Au départ, je voulais formuler la question sous le forme suivante : si je te dis que Laeticia va demander des droits pour ton livre, est-ce que ça te vexe ?
Elle n’en a pas besoin. Mais c’est marrant car lorsque j’ai écrit le livre Johnny n’était pas encore mort. Je m’étais même demandé si le livre serait toujours d’actualité s’il mourrait. Mais en fait, oui, peut-être même encore plus. Sa mort m’a affecté. Vieillissant, on mesure comment tous ces artistes fédérateurs sont en train de passer l’arme à gauche.
Si je te dis que la scène où le groupe de survivants fait l’inventaire des objets qui lui restent dans
Marthe
est un plagiat de
Ma valise pour Nashville
de Dorothée, ça te vexe ?
(rires)
Non, c’est drôle, je n’ai rien d’autre à dire ! Mes chaussettes jaunes et rouges à petits pois.
Si je te dis que tu n’as pas cité toutes tes sources à la fin de
Pense aux pierres
, est-ce que ça te vexe, et est-ce que tu vois auxquelles je fais référence ?
Il me semble avoir cité Carlo Bordini, ce poète italien extraordinaire, Khalil Gibran et Roberto Juarroz.
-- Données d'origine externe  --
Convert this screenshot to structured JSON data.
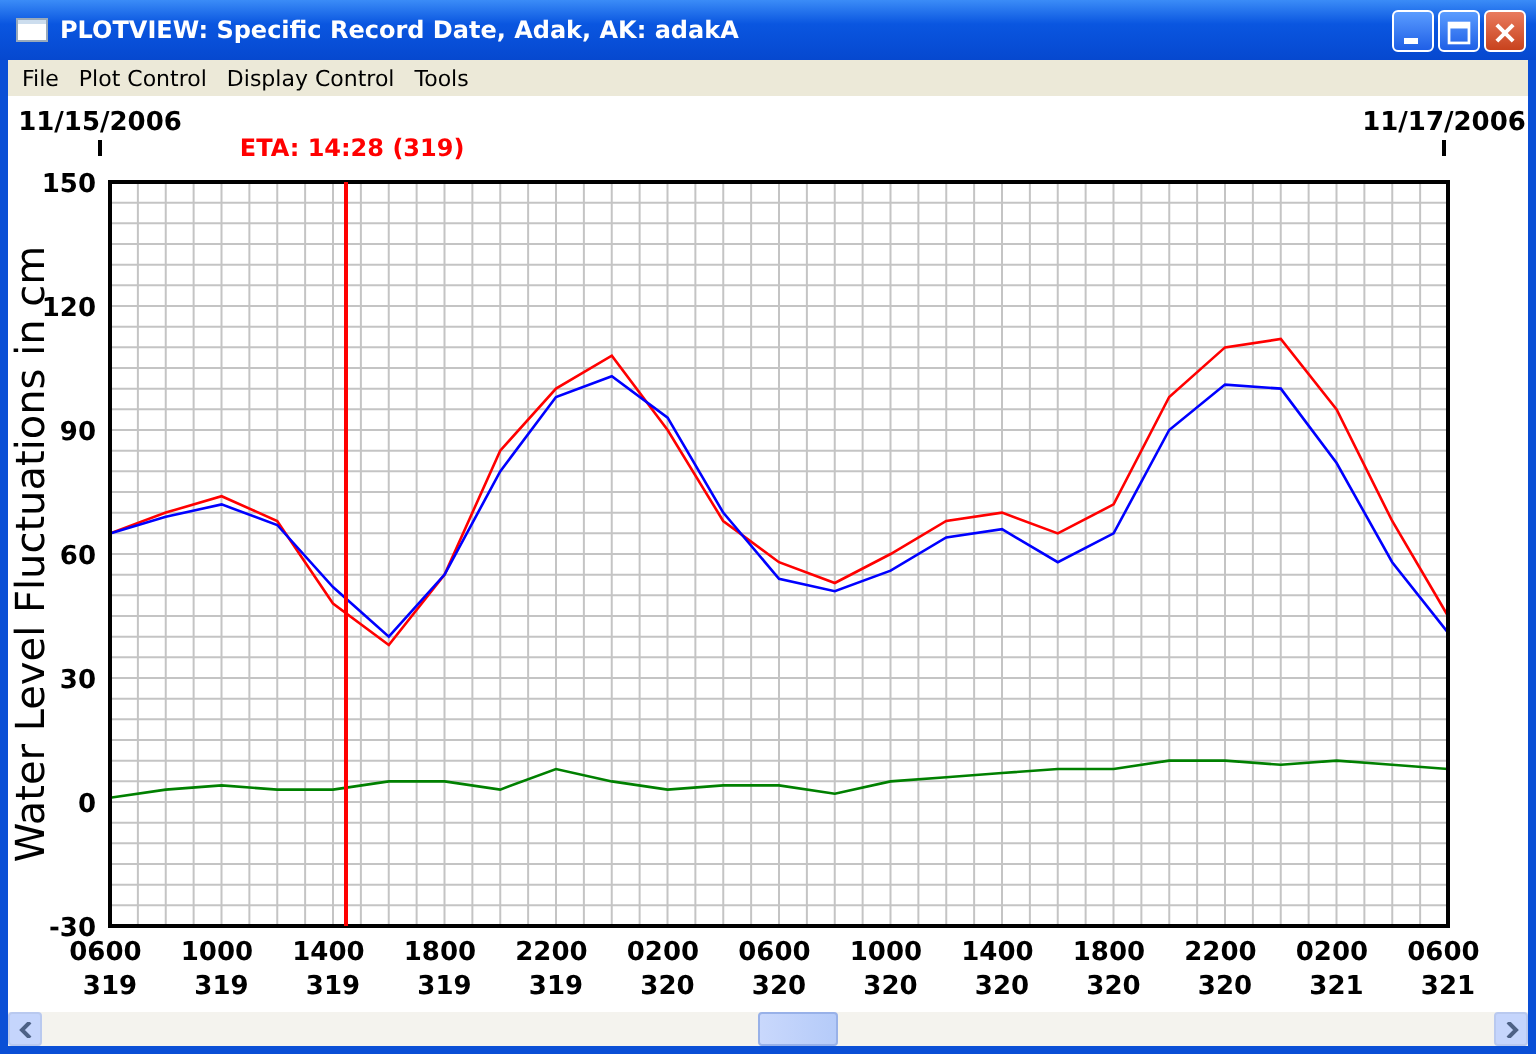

Sinon, je ne vois pas.
J’ai trouvé page 113
sans colère et sans haine
de notre ami Baudelaire.
Je te frapperai sans colère / Et sans haine, comme un boucher, / Comme Moïse le rocher !
C’est dingue ! Bien joué !
Et une référence
aux vents mauvais
, avec pluriel chez toi, mais qui fait écho à Verlaine.
Bien vu. Tu sais, ce qui est très étrange, c’est qu’on parle de plagiat maintenant. Il y a une question de propriété. Avant, un plagiat, c’était aimer son auteur. Je trouve ça fascinant. Les écrivains sont tous des plagieurs, mais à leur insu. Tu écris avec une connaissance la plus grande possible du dictionnaire et avec une passion pour la littérature.
Ce n’est pas toujours de l’hypertexte.
Non, c’est comme un mille-feuilles avec des strates qui remontent. La beauté c’est que j’aurais pu te dire : « Non, c’est de moi ! » Tu m’aurais mis le texte sous les yeux, je n’aurais jamais trouvé une citation de Baudelaire. D’où l’intérêt d’avoir des yeux neufs.
Pour finir, si je te dis que savoir comment niquaient nos pères, ce n’est pas le plus important, ça te vexe ?
C’est vrai que c’est une chose effroyable. C’est la dernière image. Tu peux imaginer comment tu es venu au monde et cela ne fait aucun sens. On peut de surcroît se dire qu’on n’a probablement pas été désiré. C’est une image extrêmement violente qu’il ne faut ni voir ni approcher.